Anyone wise to environmental issues knew right away that the plastic bottle scenario above is a red herring. The best alternative to a disposable plastic water bottle isn’t making a disposable bottle out of another material; the best alternative is a reusable water bottle. It can be made of metal or plastic, as long as it isn’t thrown away. Because what we use is the smaller part of our environmental conundrum. Every product and commodity has an environmental price tag. The bigger problem is that we use too much of everything, and our appetite is growing. As far back as 1995, United Nations writer John Young reported in “Towards a New Culture of Consumption” that “materials use has grown far faster than population: in the US, total consumption of virgin raw materials was 17 times greater in 1989 than it was in 1900, compared with a threefold increase in population.” Metal, glass and plastic consumption is also increasing. Reducing use of one commodity usually means using more of another one, unless our disposable society changes. We have to stop making stuff to throw away.

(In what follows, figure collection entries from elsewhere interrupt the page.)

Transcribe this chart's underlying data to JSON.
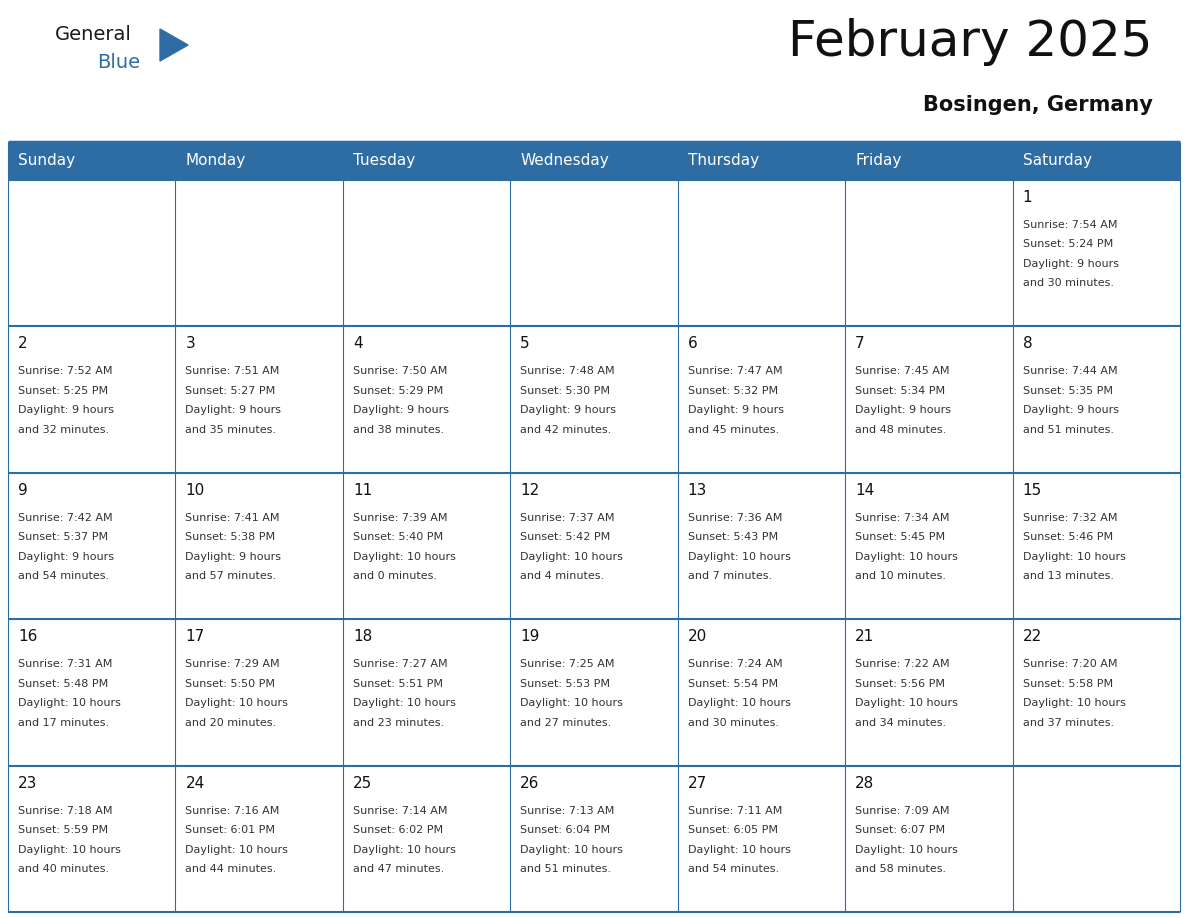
{
  "title": "February 2025",
  "subtitle": "Bosingen, Germany",
  "header_bg": "#2E6DA4",
  "header_text_color": "#FFFFFF",
  "cell_bg": "#FFFFFF",
  "border_color": "#2E6DA4",
  "days_of_week": [
    "Sunday",
    "Monday",
    "Tuesday",
    "Wednesday",
    "Thursday",
    "Friday",
    "Saturday"
  ],
  "num_cols": 7,
  "num_rows": 5,
  "calendar_data": [
    [
      null,
      null,
      null,
      null,
      null,
      null,
      {
        "day": "1",
        "sunrise": "7:54 AM",
        "sunset": "5:24 PM",
        "daylight_line1": "9 hours",
        "daylight_line2": "and 30 minutes."
      }
    ],
    [
      {
        "day": "2",
        "sunrise": "7:52 AM",
        "sunset": "5:25 PM",
        "daylight_line1": "9 hours",
        "daylight_line2": "and 32 minutes."
      },
      {
        "day": "3",
        "sunrise": "7:51 AM",
        "sunset": "5:27 PM",
        "daylight_line1": "9 hours",
        "daylight_line2": "and 35 minutes."
      },
      {
        "day": "4",
        "sunrise": "7:50 AM",
        "sunset": "5:29 PM",
        "daylight_line1": "9 hours",
        "daylight_line2": "and 38 minutes."
      },
      {
        "day": "5",
        "sunrise": "7:48 AM",
        "sunset": "5:30 PM",
        "daylight_line1": "9 hours",
        "daylight_line2": "and 42 minutes."
      },
      {
        "day": "6",
        "sunrise": "7:47 AM",
        "sunset": "5:32 PM",
        "daylight_line1": "9 hours",
        "daylight_line2": "and 45 minutes."
      },
      {
        "day": "7",
        "sunrise": "7:45 AM",
        "sunset": "5:34 PM",
        "daylight_line1": "9 hours",
        "daylight_line2": "and 48 minutes."
      },
      {
        "day": "8",
        "sunrise": "7:44 AM",
        "sunset": "5:35 PM",
        "daylight_line1": "9 hours",
        "daylight_line2": "and 51 minutes."
      }
    ],
    [
      {
        "day": "9",
        "sunrise": "7:42 AM",
        "sunset": "5:37 PM",
        "daylight_line1": "9 hours",
        "daylight_line2": "and 54 minutes."
      },
      {
        "day": "10",
        "sunrise": "7:41 AM",
        "sunset": "5:38 PM",
        "daylight_line1": "9 hours",
        "daylight_line2": "and 57 minutes."
      },
      {
        "day": "11",
        "sunrise": "7:39 AM",
        "sunset": "5:40 PM",
        "daylight_line1": "10 hours",
        "daylight_line2": "and 0 minutes."
      },
      {
        "day": "12",
        "sunrise": "7:37 AM",
        "sunset": "5:42 PM",
        "daylight_line1": "10 hours",
        "daylight_line2": "and 4 minutes."
      },
      {
        "day": "13",
        "sunrise": "7:36 AM",
        "sunset": "5:43 PM",
        "daylight_line1": "10 hours",
        "daylight_line2": "and 7 minutes."
      },
      {
        "day": "14",
        "sunrise": "7:34 AM",
        "sunset": "5:45 PM",
        "daylight_line1": "10 hours",
        "daylight_line2": "and 10 minutes."
      },
      {
        "day": "15",
        "sunrise": "7:32 AM",
        "sunset": "5:46 PM",
        "daylight_line1": "10 hours",
        "daylight_line2": "and 13 minutes."
      }
    ],
    [
      {
        "day": "16",
        "sunrise": "7:31 AM",
        "sunset": "5:48 PM",
        "daylight_line1": "10 hours",
        "daylight_line2": "and 17 minutes."
      },
      {
        "day": "17",
        "sunrise": "7:29 AM",
        "sunset": "5:50 PM",
        "daylight_line1": "10 hours",
        "daylight_line2": "and 20 minutes."
      },
      {
        "day": "18",
        "sunrise": "7:27 AM",
        "sunset": "5:51 PM",
        "daylight_line1": "10 hours",
        "daylight_line2": "and 23 minutes."
      },
      {
        "day": "19",
        "sunrise": "7:25 AM",
        "sunset": "5:53 PM",
        "daylight_line1": "10 hours",
        "daylight_line2": "and 27 minutes."
      },
      {
        "day": "20",
        "sunrise": "7:24 AM",
        "sunset": "5:54 PM",
        "daylight_line1": "10 hours",
        "daylight_line2": "and 30 minutes."
      },
      {
        "day": "21",
        "sunrise": "7:22 AM",
        "sunset": "5:56 PM",
        "daylight_line1": "10 hours",
        "daylight_line2": "and 34 minutes."
      },
      {
        "day": "22",
        "sunrise": "7:20 AM",
        "sunset": "5:58 PM",
        "daylight_line1": "10 hours",
        "daylight_line2": "and 37 minutes."
      }
    ],
    [
      {
        "day": "23",
        "sunrise": "7:18 AM",
        "sunset": "5:59 PM",
        "daylight_line1": "10 hours",
        "daylight_line2": "and 40 minutes."
      },
      {
        "day": "24",
        "sunrise": "7:16 AM",
        "sunset": "6:01 PM",
        "daylight_line1": "10 hours",
        "daylight_line2": "and 44 minutes."
      },
      {
        "day": "25",
        "sunrise": "7:14 AM",
        "sunset": "6:02 PM",
        "daylight_line1": "10 hours",
        "daylight_line2": "and 47 minutes."
      },
      {
        "day": "26",
        "sunrise": "7:13 AM",
        "sunset": "6:04 PM",
        "daylight_line1": "10 hours",
        "daylight_line2": "and 51 minutes."
      },
      {
        "day": "27",
        "sunrise": "7:11 AM",
        "sunset": "6:05 PM",
        "daylight_line1": "10 hours",
        "daylight_line2": "and 54 minutes."
      },
      {
        "day": "28",
        "sunrise": "7:09 AM",
        "sunset": "6:07 PM",
        "daylight_line1": "10 hours",
        "daylight_line2": "and 58 minutes."
      },
      null
    ]
  ],
  "logo_text1": "General",
  "logo_text2": "Blue",
  "logo_color1": "#1a1a1a",
  "logo_color2": "#2E6DA4",
  "title_fontsize": 36,
  "subtitle_fontsize": 15,
  "header_fontsize": 11,
  "day_num_fontsize": 11,
  "cell_text_fontsize": 8
}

The problem is that reducing consumption is the maiden aunt of the environmental movement. It bakes pies and babysits the kids so its sexier siblings – solar energy, wind power, biofuels and recycling – can go out on the town with media and investors. There is no industry backing conservation. In fact, considering that our economy is based on consumption, the business community is probably uneasy about the reduction message. Government, heavily influenced by industry, won’t push the reduction agenda. (If you have any doubts, consider what happened to the nutrition pyramid by the time the food industries weighed in.)

If this most important part of the oft-repeated “reduce, reuse, recycle” mantra is to catch on, then, it’s going to have to be a grassroots movement. Ten years ago, it would have been unrealistic to expect a national campaign of “turn it down, turn it off, don’t use it, don’t buy it” to take off on its own without some big patron saint at the national level. But we live in the viral marketing age fueled by the Internet. A growing crop of Web sites like carbonfootprint.com and the World Wildlife Fund site advise consumers on simple measures that make a big difference. A small example: washing clothes in cold instead of warm water – which is reducing electrical usage – saves the average consumer $167 per year, according to the blog Saving Electricity. The Rocky Mountain Institute estimates a lower dollar savings – $61 – but a higher percentage – 85 – and 1,281 fewer pounds of CO2 released into the environment.

Since you’re reading an environmental blog, chances are you knew that already. So here’s an extra credit assignment: find a good energy or material conservation tip on a Web site that you like, and e-mail it to people you know who are least likely to be environmentally aware. Tell them how much they can save washing clothes in cold water, or turning the air conditioner down two degrees. You could be planting the seed of a reduction revolution. And what the heck, put a reusable water bottle in their Christmas stocking. It just might catch on.